House File 3, carried by Representative Paul Nash, would direct the Office of the Legislative Auditor (OLA) to repurpose prior program-evaluation and special-review findings into an accessible matrix that shows which recommendations have been implemented and which have not. The bill includes an A9 author’s amendment that the committee adopted before the roll-call vote.
The bill’s author, Representative Paul Nash, said the proposal would help limit future “fraud, waste and abuse” by giving committee chairs and ranking members a clear picture of whether past OLA recommendations were followed. “It will put the bill in the shape that I’d like,” Nash said when moving the amendment. Nash also told the committee the bill would give the Legislative Auditor the ability to follow up on prior recommendations rather than relying only on agency self-attestation.
Judy Randall, legislative auditor, described the matrix as a new format the office has piloted. “We did some follow-up work to the extent we could, with agencies to identify the extent to which our prior recommendations had been implemented,” Randall said. She explained that some recommendations are easy to verify with documents, while others—particularly programmatic changes—require file testing and additional resources to confirm implementation.

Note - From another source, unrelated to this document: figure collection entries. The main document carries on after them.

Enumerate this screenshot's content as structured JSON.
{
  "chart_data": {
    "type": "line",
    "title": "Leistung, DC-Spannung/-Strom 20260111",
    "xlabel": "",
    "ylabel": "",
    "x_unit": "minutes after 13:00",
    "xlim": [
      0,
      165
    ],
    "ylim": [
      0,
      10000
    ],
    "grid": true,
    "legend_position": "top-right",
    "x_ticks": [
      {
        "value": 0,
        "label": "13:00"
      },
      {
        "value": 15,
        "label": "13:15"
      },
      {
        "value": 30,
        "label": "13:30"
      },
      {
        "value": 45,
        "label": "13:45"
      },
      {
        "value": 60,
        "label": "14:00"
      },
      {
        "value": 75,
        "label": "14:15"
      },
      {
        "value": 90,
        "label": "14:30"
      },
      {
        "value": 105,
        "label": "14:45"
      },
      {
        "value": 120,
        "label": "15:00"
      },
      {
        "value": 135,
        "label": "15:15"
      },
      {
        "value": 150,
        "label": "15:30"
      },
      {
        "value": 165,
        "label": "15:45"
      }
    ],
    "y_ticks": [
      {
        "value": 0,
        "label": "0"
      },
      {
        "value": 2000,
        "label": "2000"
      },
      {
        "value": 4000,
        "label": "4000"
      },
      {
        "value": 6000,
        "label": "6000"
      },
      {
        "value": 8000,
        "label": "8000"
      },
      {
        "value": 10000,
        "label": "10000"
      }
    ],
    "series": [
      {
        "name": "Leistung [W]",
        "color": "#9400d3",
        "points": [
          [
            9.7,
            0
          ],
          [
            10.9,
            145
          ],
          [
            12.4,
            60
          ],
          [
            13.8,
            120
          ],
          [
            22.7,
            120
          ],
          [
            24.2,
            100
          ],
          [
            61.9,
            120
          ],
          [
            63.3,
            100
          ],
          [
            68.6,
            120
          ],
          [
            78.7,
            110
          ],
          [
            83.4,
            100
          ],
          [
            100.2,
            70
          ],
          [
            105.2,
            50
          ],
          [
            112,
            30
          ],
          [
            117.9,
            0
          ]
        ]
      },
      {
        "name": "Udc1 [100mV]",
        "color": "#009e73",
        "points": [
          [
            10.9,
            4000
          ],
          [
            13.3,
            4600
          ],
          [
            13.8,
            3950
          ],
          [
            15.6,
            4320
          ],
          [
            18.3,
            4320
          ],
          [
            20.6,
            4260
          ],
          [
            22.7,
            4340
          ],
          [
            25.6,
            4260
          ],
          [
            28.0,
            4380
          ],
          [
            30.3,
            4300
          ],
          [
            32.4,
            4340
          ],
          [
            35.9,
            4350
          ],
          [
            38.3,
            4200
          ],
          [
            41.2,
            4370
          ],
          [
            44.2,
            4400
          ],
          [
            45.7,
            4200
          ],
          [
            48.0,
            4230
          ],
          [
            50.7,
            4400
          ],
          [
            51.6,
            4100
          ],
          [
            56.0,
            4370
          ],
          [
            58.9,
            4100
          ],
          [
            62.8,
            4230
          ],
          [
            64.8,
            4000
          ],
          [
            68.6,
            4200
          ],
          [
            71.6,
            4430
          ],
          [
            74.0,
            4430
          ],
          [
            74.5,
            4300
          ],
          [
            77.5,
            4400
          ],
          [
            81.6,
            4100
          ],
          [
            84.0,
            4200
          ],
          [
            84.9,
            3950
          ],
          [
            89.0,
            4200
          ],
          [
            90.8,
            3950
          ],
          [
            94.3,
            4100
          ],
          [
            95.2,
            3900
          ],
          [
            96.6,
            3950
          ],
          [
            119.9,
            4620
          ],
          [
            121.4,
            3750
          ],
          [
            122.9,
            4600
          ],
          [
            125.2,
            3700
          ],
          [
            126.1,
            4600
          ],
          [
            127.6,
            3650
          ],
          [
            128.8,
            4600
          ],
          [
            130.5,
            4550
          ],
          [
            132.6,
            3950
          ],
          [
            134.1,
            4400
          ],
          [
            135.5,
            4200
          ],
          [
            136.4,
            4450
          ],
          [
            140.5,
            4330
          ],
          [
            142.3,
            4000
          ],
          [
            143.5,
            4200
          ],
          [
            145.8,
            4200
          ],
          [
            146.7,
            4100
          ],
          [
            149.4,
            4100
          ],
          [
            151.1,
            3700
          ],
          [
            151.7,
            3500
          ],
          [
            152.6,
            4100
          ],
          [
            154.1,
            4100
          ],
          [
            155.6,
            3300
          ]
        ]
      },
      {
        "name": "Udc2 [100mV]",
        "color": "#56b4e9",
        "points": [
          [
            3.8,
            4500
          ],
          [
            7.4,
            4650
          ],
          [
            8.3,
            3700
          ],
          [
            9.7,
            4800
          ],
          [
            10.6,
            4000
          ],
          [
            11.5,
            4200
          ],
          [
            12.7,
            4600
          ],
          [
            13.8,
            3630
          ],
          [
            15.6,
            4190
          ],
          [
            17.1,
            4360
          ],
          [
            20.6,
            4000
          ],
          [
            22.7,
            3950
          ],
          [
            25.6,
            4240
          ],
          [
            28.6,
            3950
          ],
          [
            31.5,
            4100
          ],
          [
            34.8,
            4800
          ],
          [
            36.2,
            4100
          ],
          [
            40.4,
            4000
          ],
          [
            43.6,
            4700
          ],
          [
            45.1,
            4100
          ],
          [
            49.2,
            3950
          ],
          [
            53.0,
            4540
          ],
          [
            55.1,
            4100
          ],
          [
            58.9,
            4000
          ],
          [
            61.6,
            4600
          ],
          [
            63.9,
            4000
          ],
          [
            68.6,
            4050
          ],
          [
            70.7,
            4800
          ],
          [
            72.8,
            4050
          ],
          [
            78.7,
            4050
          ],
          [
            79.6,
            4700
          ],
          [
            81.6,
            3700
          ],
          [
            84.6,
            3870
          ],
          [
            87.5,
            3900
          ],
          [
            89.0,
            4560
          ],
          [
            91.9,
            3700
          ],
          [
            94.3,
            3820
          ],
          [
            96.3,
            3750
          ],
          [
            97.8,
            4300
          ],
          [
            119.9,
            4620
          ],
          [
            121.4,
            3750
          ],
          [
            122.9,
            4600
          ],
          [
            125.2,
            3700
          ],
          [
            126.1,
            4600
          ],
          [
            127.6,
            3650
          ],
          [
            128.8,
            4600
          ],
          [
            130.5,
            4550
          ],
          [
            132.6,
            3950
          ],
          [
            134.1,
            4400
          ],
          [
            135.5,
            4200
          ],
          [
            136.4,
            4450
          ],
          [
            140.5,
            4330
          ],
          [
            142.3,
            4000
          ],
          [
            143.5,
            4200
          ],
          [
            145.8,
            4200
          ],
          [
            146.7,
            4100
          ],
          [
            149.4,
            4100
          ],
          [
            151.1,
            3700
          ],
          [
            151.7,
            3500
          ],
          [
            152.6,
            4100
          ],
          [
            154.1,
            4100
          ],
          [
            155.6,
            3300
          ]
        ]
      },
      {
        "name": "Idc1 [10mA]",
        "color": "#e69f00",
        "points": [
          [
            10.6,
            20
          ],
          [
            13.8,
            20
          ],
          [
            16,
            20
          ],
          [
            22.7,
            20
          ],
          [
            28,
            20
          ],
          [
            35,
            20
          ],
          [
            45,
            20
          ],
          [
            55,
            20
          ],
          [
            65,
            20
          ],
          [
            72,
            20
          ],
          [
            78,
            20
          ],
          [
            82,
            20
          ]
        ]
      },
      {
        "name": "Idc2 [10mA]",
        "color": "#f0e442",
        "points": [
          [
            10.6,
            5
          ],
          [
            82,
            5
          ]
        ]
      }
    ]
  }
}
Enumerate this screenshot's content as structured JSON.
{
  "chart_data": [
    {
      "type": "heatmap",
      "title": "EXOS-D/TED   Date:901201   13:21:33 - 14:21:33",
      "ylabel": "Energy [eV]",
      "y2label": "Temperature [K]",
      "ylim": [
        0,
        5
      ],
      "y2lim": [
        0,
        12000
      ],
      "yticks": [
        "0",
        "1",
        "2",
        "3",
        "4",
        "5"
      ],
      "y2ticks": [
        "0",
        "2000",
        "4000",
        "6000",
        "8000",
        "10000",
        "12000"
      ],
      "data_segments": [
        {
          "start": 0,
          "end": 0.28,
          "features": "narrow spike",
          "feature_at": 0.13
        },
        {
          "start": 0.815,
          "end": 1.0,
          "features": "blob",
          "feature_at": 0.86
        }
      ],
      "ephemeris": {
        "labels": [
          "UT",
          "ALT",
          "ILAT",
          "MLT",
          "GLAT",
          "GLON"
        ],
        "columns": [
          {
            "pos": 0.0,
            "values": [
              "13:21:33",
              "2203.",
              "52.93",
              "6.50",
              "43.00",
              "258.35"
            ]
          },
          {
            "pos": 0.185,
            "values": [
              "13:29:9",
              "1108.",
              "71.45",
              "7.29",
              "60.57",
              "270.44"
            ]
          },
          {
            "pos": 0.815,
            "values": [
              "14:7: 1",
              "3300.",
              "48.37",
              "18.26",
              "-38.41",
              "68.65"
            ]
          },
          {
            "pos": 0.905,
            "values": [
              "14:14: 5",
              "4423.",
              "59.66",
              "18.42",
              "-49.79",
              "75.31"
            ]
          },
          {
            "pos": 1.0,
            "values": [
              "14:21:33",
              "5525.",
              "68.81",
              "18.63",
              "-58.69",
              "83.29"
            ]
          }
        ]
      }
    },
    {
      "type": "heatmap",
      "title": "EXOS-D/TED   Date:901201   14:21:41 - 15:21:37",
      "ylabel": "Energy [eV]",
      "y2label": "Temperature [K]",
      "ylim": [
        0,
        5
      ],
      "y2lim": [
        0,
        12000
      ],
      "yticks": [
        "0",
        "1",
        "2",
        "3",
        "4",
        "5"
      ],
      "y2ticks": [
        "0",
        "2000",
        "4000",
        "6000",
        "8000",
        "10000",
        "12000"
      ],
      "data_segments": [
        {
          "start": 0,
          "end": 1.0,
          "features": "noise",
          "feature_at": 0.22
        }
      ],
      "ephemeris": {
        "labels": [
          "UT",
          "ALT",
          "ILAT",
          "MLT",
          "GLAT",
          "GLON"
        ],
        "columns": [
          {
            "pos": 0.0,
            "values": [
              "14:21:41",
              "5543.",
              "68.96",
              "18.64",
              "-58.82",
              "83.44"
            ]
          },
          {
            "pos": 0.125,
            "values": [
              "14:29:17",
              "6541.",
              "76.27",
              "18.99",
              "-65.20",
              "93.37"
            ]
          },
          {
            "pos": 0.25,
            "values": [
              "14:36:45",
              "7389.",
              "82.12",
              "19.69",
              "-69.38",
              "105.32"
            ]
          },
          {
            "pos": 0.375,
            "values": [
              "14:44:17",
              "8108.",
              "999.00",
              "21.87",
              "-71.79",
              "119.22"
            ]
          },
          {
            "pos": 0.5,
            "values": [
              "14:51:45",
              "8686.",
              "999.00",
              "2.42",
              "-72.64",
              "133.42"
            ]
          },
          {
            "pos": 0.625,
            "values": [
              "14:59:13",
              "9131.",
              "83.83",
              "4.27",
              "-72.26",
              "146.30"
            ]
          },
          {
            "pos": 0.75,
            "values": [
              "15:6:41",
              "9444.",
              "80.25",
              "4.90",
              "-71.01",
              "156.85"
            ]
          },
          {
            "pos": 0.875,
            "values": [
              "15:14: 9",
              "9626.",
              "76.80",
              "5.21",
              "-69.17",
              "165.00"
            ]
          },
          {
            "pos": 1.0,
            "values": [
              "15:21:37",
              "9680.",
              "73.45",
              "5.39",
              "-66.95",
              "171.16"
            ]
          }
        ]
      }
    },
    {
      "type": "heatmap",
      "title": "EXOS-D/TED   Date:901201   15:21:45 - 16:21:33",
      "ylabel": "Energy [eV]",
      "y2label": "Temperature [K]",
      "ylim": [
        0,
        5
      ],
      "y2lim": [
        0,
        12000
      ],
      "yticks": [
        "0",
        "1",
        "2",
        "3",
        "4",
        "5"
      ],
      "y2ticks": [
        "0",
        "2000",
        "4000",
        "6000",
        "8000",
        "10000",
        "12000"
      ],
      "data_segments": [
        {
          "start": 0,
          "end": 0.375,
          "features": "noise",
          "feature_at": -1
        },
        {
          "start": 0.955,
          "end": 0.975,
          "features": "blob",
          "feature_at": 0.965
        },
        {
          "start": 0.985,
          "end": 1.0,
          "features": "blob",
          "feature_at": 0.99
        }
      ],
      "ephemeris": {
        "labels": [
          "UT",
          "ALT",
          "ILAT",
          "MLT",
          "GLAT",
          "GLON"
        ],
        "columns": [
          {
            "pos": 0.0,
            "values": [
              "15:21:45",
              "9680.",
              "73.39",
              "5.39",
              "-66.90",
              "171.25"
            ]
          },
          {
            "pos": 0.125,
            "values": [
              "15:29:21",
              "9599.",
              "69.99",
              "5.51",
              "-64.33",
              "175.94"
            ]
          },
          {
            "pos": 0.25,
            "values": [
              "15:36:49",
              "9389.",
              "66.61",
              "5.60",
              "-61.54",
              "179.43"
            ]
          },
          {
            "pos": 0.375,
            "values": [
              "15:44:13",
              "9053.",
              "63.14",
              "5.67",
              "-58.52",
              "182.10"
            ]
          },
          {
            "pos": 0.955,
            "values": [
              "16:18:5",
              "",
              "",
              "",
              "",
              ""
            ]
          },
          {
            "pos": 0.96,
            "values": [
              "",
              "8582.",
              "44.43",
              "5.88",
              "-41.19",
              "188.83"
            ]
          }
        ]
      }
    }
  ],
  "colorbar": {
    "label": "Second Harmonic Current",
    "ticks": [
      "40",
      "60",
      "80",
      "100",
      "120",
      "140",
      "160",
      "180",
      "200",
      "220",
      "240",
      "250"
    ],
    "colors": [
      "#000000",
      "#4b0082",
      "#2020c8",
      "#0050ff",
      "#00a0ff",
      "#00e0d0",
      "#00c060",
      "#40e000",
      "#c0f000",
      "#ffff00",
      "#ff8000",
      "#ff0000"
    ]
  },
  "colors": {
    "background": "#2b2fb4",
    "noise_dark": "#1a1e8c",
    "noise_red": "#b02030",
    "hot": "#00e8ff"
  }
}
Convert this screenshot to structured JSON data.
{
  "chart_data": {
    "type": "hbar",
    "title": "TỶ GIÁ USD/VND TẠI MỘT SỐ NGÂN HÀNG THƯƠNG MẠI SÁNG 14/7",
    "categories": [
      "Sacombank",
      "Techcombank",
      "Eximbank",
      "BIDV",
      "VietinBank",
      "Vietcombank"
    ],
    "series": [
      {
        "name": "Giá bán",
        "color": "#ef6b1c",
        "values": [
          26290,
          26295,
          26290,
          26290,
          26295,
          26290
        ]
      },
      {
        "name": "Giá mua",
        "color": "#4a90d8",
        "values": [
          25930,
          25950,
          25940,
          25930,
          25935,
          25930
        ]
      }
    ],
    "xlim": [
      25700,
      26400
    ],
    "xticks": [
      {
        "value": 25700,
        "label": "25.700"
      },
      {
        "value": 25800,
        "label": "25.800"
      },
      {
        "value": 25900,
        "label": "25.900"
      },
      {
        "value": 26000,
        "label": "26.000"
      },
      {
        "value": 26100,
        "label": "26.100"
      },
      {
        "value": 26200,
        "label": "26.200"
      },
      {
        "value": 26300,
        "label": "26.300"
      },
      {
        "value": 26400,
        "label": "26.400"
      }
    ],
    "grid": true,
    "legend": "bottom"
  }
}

Several members raised concerns. Representative Cleburne said the office’s limited resources mean the matrix would not provide a complete inventory of all past audits and cautioned the public might misread an unimplemented recommendation as an agency deficiency even when the recommendation no longer applies. “That is a little concerning for me,” Cleburne said. Representative John Stevenson said the proposal would cost “about a half million dollars a biennium” and questioned whether that expenditure was the best use of funds during a tight budget cycle.
Nash defended the bill as a tool for oversight and for preventing future loss of public money. He said the fiscal note reflected the resources OLA said it would need to perform follow-up testing.
The committee adopted the A9 author’s amendment by voice vote earlier in the meeting; the committee then voted by roll call to place the amended bill on the general register.
The bill’s placement on the general register means it advances in the House process but is not final law. Any appropriation to finance OLA’s follow-up work or implementation of the matrix would require a separate legislative appropriation.
Votes at a glance: House File 3 (as amended) — placed on the general register; roll-call result: 14 ayes, 13 noes.